Purpose Of The Study
- To compare four analytical methods for mitigating selection bias in observational studies.
- Methods evaluated include multivariable risk adjustment, propensity score adjustment, propensity matching, and instrumental variable analysis.
Main Methods
- A national cohort of 122,124 elderly Medicare beneficiaries hospitalized with acute myocardial infarction (AMI) between 1994-1995.
- Data linked from Cooperative Cardiovascular Project and Medicare administrative data for comprehensive prognostic variables.
- Follow-up for 7 years to assess long-term survival association with early cardiac catheterization.
Main Results
- Standard risk-adjustment methods (multivariable, propensity score, matching) suggested a 50-54% relative decrease in mortality with cardiac catheterization.
- Instrumental variable analysis, using regional catheterization rates, indicated a 16% relative decrease in mortality.

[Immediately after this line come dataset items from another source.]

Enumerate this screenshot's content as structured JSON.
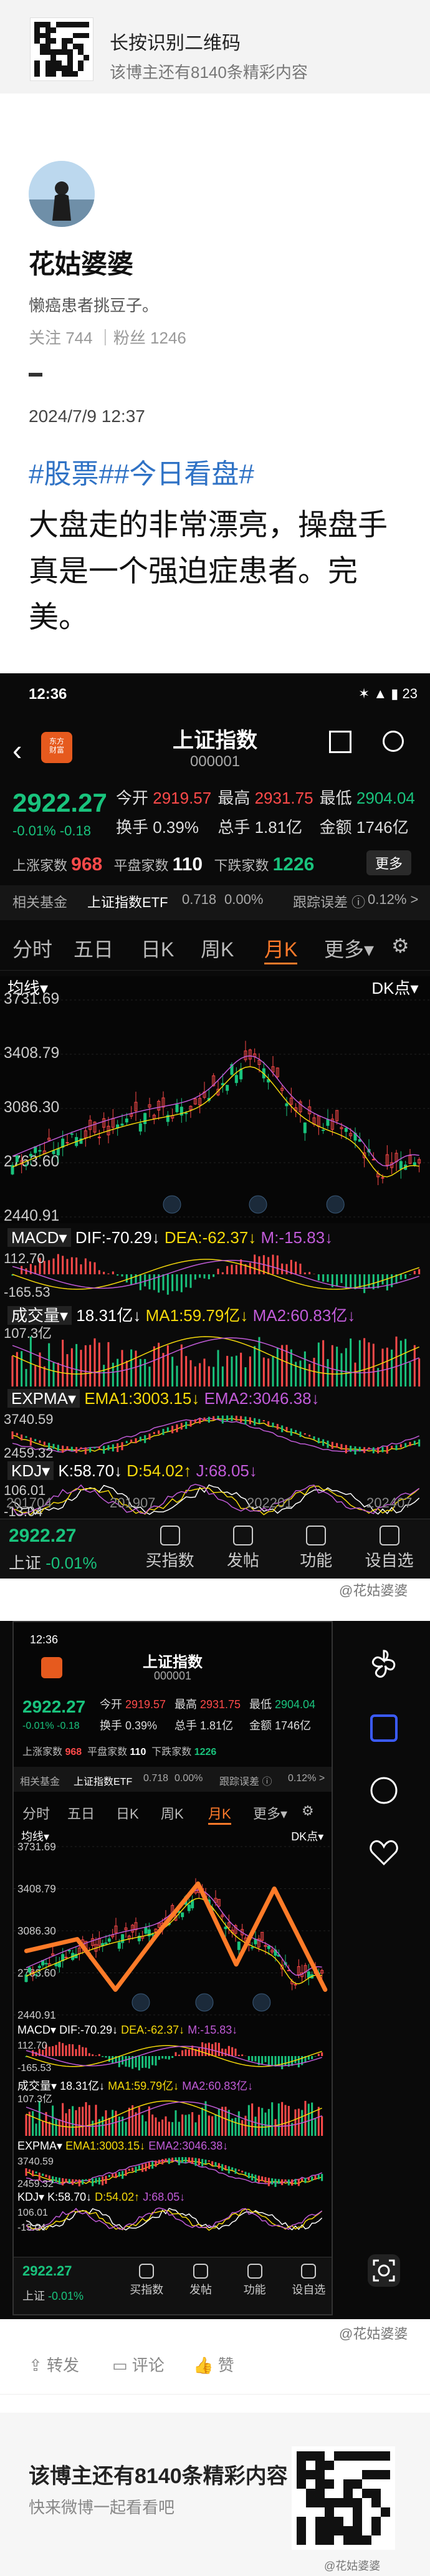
{
  "banner": {
    "title": "长按识别二维码",
    "subtitle": "该博主还有8140条精彩内容"
  },
  "author": {
    "name": "花姑婆婆",
    "bio": "懒癌患者挑豆子。",
    "stats": "关注 744 ｜粉丝 1246"
  },
  "post": {
    "date": "2024/7/9 12:37",
    "tags": "#股票##今日看盘#",
    "text": "大盘走的非常漂亮，操盘手真是一个强迫症患者。完美。"
  },
  "app": {
    "status_time": "12:36",
    "status_icons": "✶ ▲ ▮ 23",
    "logo": "东方\n财富",
    "stock_name": "上证指数",
    "stock_code": "000001",
    "price": "2922.27",
    "change": "-0.01%  -0.18",
    "quotes": [
      {
        "label": "今开",
        "value": "2919.57",
        "color": "#ff4a4a"
      },
      {
        "label": "最高",
        "value": "2931.75",
        "color": "#ff4a4a"
      },
      {
        "label": "最低",
        "value": "2904.04",
        "color": "#19c37d"
      },
      {
        "label": "换手",
        "value": "0.39%",
        "color": "#dddddd"
      },
      {
        "label": "总手",
        "value": "1.81亿",
        "color": "#dddddd"
      },
      {
        "label": "金额",
        "value": "1746亿",
        "color": "#dddddd"
      }
    ],
    "up_label": "上涨家数",
    "up": "968",
    "flat_label": "平盘家数",
    "flat": "110",
    "down_label": "下跌家数",
    "down": "1226",
    "more": "更多",
    "related": [
      "相关基金",
      "上证指数ETF",
      "0.718",
      "0.00%",
      "跟踪误差 ⓘ",
      "0.12% >"
    ],
    "period_tabs": [
      "分时",
      "五日",
      "日K",
      "周K",
      "月K",
      "更多▾",
      "⚙"
    ],
    "chart_header": {
      "left": "均线▾",
      "right": "DK点▾"
    },
    "y_labels": [
      "3731.69",
      "3408.79",
      "3086.30",
      "2763.60",
      "2440.91"
    ],
    "macd": {
      "label": "MACD▾",
      "dif": "DIF:-70.29↓",
      "dea": "DEA:-62.37↓",
      "m": "M:-15.83↓",
      "ticks": [
        "112.70",
        "-165.53"
      ]
    },
    "volume": {
      "label": "成交量▾",
      "v": "18.31亿↓",
      "ma1": "MA1:59.79亿↓",
      "ma2": "MA2:60.83亿↓",
      "ticks": [
        "107.3亿"
      ]
    },
    "expma": {
      "label": "EXPMA▾",
      "e1": "EMA1:3003.15↓",
      "e2": "EMA2:3046.38↓",
      "ticks": [
        "3740.59",
        "2459.32"
      ]
    },
    "kdj": {
      "label": "KDJ▾",
      "k": "K:58.70↓",
      "d": "D:54.02↑",
      "j": "J:68.05↓",
      "ticks": [
        "106.01",
        "-13.04"
      ]
    },
    "x_labels": [
      "201704",
      "201907",
      "202201",
      "202407"
    ],
    "nav": [
      {
        "label": "上证",
        "icon": "index-icon"
      },
      {
        "label": "买指数",
        "icon": "chart-icon"
      },
      {
        "label": "发帖",
        "icon": "edit-icon"
      },
      {
        "label": "功能",
        "icon": "grid-icon"
      },
      {
        "label": "设自选",
        "icon": "plus-circle-icon"
      }
    ],
    "nav_price": "2922.27",
    "nav_chg": "-0.01%"
  },
  "watermark": "@花姑婆婆",
  "footer": {
    "repost": "转发",
    "comment": "评论",
    "like": "赞"
  },
  "bottom": {
    "title": "该博主还有8140条精彩内容",
    "sub": "快来微博一起看看吧"
  },
  "colors": {
    "up": "#ff4a4a",
    "down": "#19c37d",
    "tag": "#2f72c5",
    "accent": "#ff7a2a"
  }
}
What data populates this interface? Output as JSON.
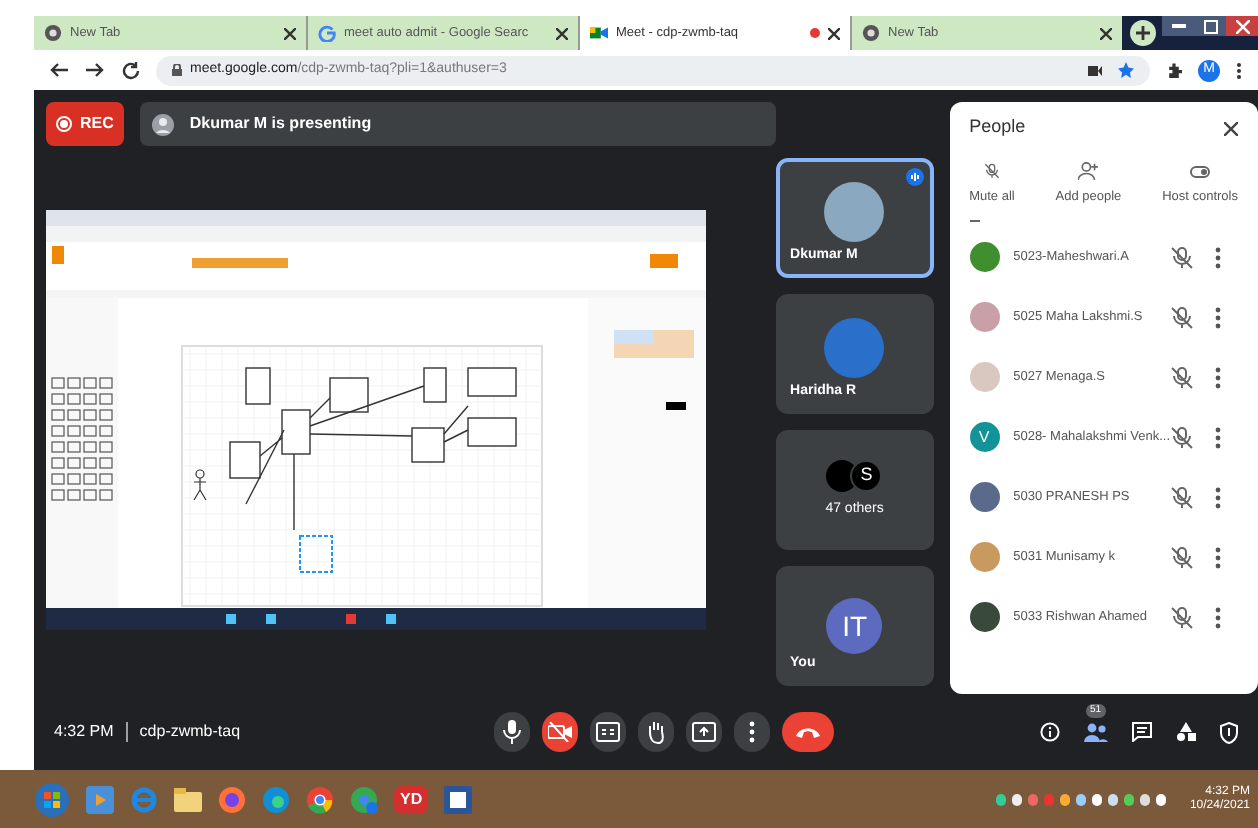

- These findings contrast with the 8-21% survival benefit observed in randomized clinical trials.
Conclusions
- Estimates of cardiac catheterization's effect on AMI mortality are highly sensitive to the analytical method used.
- Standard risk-adjustment techniques do not fully address unmeasured selection biases.
- Instrumental variable analysis may provide less biased treatment effect estimates, particularly for policy-level questions.